Foundation: Netherlands Friends of Burma (NFB)
 .......................................................................


> Mr. Yasuda has apparently joined the rank and file of world-class
> boot-licking professionals' club.  Dr. Robert H. Taylor of the School of
> Oriental and African Studies at London is another certified club member and
> much more eloquent in writing apologia on behalf, first of the Burma
> Socialist Program Party and, currently of Slorc for the dictatorship in
> Burma.

> I wouldn't be suprised if  Osamu Yasuda, Director, Nomura Research
> Institute is on the payroll of some major Japanese corporations that have
> been  pushing the Japanese government to pave the way for another round of
> economic plunder of my country.   Many of our elders who lived under the
> brief but most brutal fascist rule by Japan some 50 years ago, like other
> Southeast Asians from Korea and the Phillipines still recall vividly utter
> devastation of the country by both the occupying troops and their business
> counterparts, major Japanese corporations including Mitsui, Mitsubishi and
> so on.

> What is noteworthy is that these staunch advocates of the so-called
> constructive engagement seem to be the ones who are poised to gain much for
> themselves from kowtowing the illigetimate SLORC, which even the world's
> most influential pro-business paper calls "thugs":  military rulers as in
> the case of  the Thai leadership, autocrats like Lee Kwon Yu, corporate
> executives like Christopher Sinclair of Pepsi, tour managers as in the case
> of Britain's Paul Strachan who is the head of the resurrected colonial
> company "the Irrawaddy Flotilla Co.," professional researchers like Osamu
> Yasuda and some Burmese activist-cum-opportunists who advocate "Trading
> with the Enemy."

> Their analyses and arguments delivered as a voice of rationality and
> disguised in the professional and academic language are driven nothing
> other than unrestrained greed, petty self-interest of all sorts and
> cut-throat worldviews.

> If Osamu Yasudasan is serious about doing research (one would assume from
> his title he does some research on Burma, despite his apparent ignorance of
> politics, culture, and economy of my country) on contemporary Burma and Daw
> Aung San Suu Kyi's economic and political vision, he should begin his first
> lesson with Daw Aung San Suu Kyi's Oxford Lecture "Towards a True Refuge",
> which can be found in "Freedom from Fear" (1995 Revised Edition).

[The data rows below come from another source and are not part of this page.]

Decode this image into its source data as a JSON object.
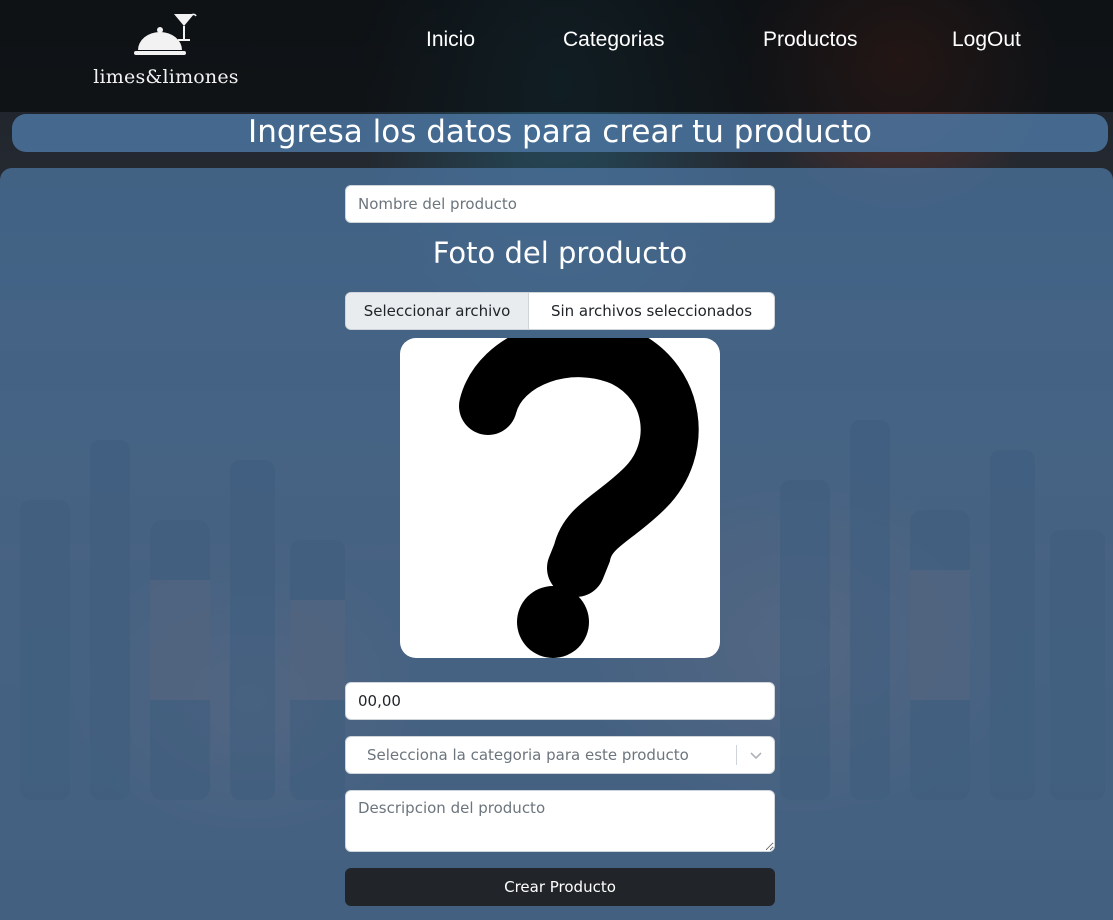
{
  "nav": {
    "brand": "limes&limones",
    "links": [
      "Inicio",
      "Categorias",
      "Productos",
      "LogOut"
    ]
  },
  "header": {
    "title": "Ingresa los datos para crear tu producto"
  },
  "form": {
    "name_placeholder": "Nombre del producto",
    "photo_label": "Foto del producto",
    "file_button_label": "Seleccionar archivo",
    "file_status": "Sin archivos seleccionados",
    "preview_icon": "question-mark-icon",
    "price_value": "00,00",
    "category_placeholder": "Selecciona la categoria para este producto",
    "description_placeholder": "Descripcion del producto",
    "submit_label": "Crear Producto"
  },
  "colors": {
    "navbar": "#0a0c0e",
    "accent_panel": "#4a729c",
    "submit_button": "#212529"
  }
}
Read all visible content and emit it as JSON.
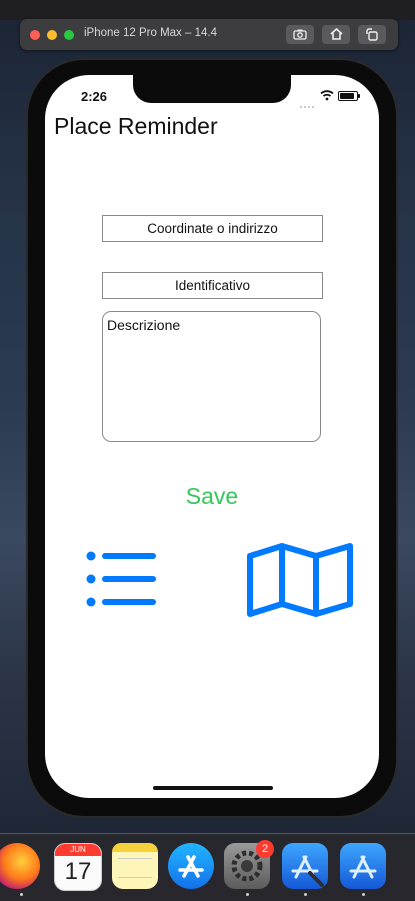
{
  "simulator": {
    "title": "iPhone 12 Pro Max – 14.4",
    "buttons": [
      "screenshot-button",
      "home-button",
      "rotate-button"
    ]
  },
  "status_bar": {
    "time": "2:26"
  },
  "app": {
    "title": "Place Reminder",
    "coordinate_placeholder": "Coordinate o indirizzo",
    "identifier_placeholder": "Identificativo",
    "description_text": "Descrizione",
    "save_label": "Save",
    "accent_color": "#007aff",
    "save_color": "#34c759"
  },
  "dock": {
    "calendar_month": "JUN",
    "calendar_day": "17",
    "settings_badge": "2",
    "apps": [
      "firefox-icon",
      "calendar-icon",
      "notes-icon",
      "app-store-icon",
      "system-preferences-icon",
      "xcode-icon",
      "instruments-icon"
    ]
  }
}
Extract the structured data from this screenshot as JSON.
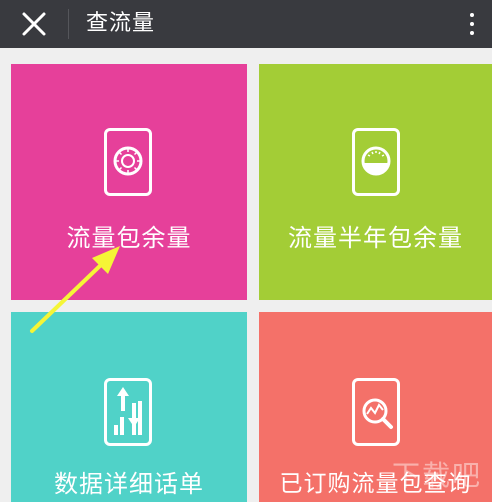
{
  "header": {
    "title": "查流量",
    "close_icon": "close-icon",
    "more_icon": "more-vertical-icon",
    "background": "#393a3f"
  },
  "tiles": [
    {
      "label": "流量包余量",
      "icon": "dial-meter-icon",
      "color": "#e6409a"
    },
    {
      "label": "流量半年包余量",
      "icon": "gauge-icon",
      "color": "#a3cd36"
    },
    {
      "label": "数据详细话单",
      "icon": "bar-chart-updown-icon",
      "color": "#50d2c8"
    },
    {
      "label": "已订购流量包查询",
      "icon": "search-chart-icon",
      "color": "#f47169"
    }
  ],
  "annotation": {
    "arrow_color": "#f5f536",
    "icon": "pointer-arrow-icon"
  },
  "watermark": "下载吧"
}
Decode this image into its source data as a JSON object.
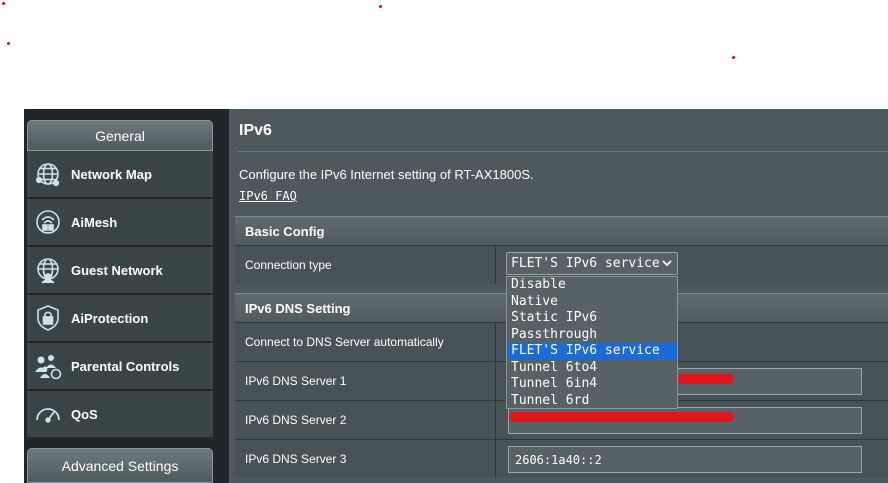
{
  "sidebar": {
    "header": "General",
    "items": [
      {
        "label": "Network Map",
        "icon": "globe-icon"
      },
      {
        "label": "AiMesh",
        "icon": "mesh-icon"
      },
      {
        "label": "Guest Network",
        "icon": "guest-globe-icon"
      },
      {
        "label": "AiProtection",
        "icon": "lock-icon"
      },
      {
        "label": "Parental Controls",
        "icon": "family-icon"
      },
      {
        "label": "QoS",
        "icon": "speedometer-icon"
      }
    ],
    "advanced": "Advanced Settings"
  },
  "main": {
    "title": "IPv6",
    "description": "Configure the IPv6 Internet setting of RT-AX1800S.",
    "faq_link": "IPv6 FAQ",
    "basic_config": {
      "heading": "Basic Config",
      "connection_type_label": "Connection type",
      "connection_type_value": "FLET'S IPv6 service",
      "options": [
        "Disable",
        "Native",
        "Static IPv6",
        "Passthrough",
        "FLET'S IPv6 service",
        "Tunnel 6to4",
        "Tunnel 6in4",
        "Tunnel 6rd"
      ],
      "selected_option": "FLET'S IPv6 service"
    },
    "dns": {
      "heading": "IPv6 DNS Setting",
      "auto_label": "Connect to DNS Server automatically",
      "server1_label": "IPv6 DNS Server 1",
      "server2_label": "IPv6 DNS Server 2",
      "server3_label": "IPv6 DNS Server 3",
      "server3_value": "2606:1a40::2"
    }
  },
  "colors": {
    "sidebar_bg": "#1f272a",
    "main_bg": "#4d595d",
    "selected_option": "#1a6bd6",
    "redaction": "#e0161c"
  }
}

> Before he makes himself look stupid again, Director Osamu Yasuda would do
> well to read the following edited volumn which provides thoughtful and
> informed analysis on many past and several current sanctions and episodes:

> David Cortright and  George A. Lopezz (ed), Economic Sanctions: Panacea or
> Peacebuilding in a Post-Cold War World (Oxford: Westview, 1995).